I have a couple reasons why I want to bring this Tesla coil-building to people’s attention. First, because I hate fun and am a bit of a workaholic (or at least some friends have confided to me). I obsess over creating works of impact.

But second, because I realized that I only have so many spare hours per week and that amount will only decrease in the future. Many of the little bits of software I’ve created over the years have been lost to disk drive crashes or simply forgotten over time. They filled a certain niche for me for a time, but in the end were just small and easily forgotten notches in my programmer belt. They served their purpose solving a problem I had, but I wonder how many of those problems could have been avoided or ignored in the first place.

My advice to other software developers: ignore the temptation to dive in and start writing code when an idea for a new project comes. Make a good faith attempt to find and use (or extend) what is already out there. That Tesla coil may look impressive when you first built it, but eventually it will just end up collecting dust in that garage.

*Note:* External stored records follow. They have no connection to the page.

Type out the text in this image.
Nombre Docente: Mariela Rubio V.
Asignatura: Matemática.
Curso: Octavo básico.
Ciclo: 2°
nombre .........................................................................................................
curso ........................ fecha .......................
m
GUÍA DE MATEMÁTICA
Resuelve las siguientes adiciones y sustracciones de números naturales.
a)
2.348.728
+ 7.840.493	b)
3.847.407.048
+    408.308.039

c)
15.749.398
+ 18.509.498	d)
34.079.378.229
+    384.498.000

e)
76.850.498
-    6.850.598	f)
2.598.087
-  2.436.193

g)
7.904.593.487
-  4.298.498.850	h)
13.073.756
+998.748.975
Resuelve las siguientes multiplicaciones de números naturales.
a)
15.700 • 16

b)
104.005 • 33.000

3 Responses to “Building Tesla Coils in the Garage”

  1. Dmitri Says:

    There’s some truth to your post, but I find that I do in fact write a lot of code in ‘personal’ projects in the hope that somebody uses it. Sites like CodePlex track downloads and, even though precisely 0 people leave comments (on average), I know how many are running my little programs. That said, I’m trying to nudge the situation in the direction of other people implementing my ideas, because I seem to have more ideas than time. :)

  2. Cairin Says:

    Why hello. I just stumbled onto your video refuting the Earth being 6000 years old. So I came to check out your site and I am so exited to see you talking about building Tesla’s coils in garages!!!! :)
    I’m kinda new to pirating, atheism, and i’ve been learning so much stuff in the past 6 months or so. i love science, and you present it well. we should talk more. send an e-mail plz!

  3. Cairin Says:

    oh mai… oops lol i didn’t even read this the whole way through. u have a good point. it is kinda copying. but your talking about software. i am talking about Tesla. i just know that we need to convert all the cars to run on water with the fuel cell. playing with lightning is a fun experiment but we have practical uses for this technology and nobody really knows about it, or they want to fight it. why don’t they stop fighting and just stop using gasoline? it is practical, if we just used it on a larger scale and if people actually did it correctly. It’s maddening! anywho…
    this rant would probably be better suited to my boyfriend who knows programming. i am just an enduser, learning whats out there. i don’t know crap about the insides of a computer or codes or anything.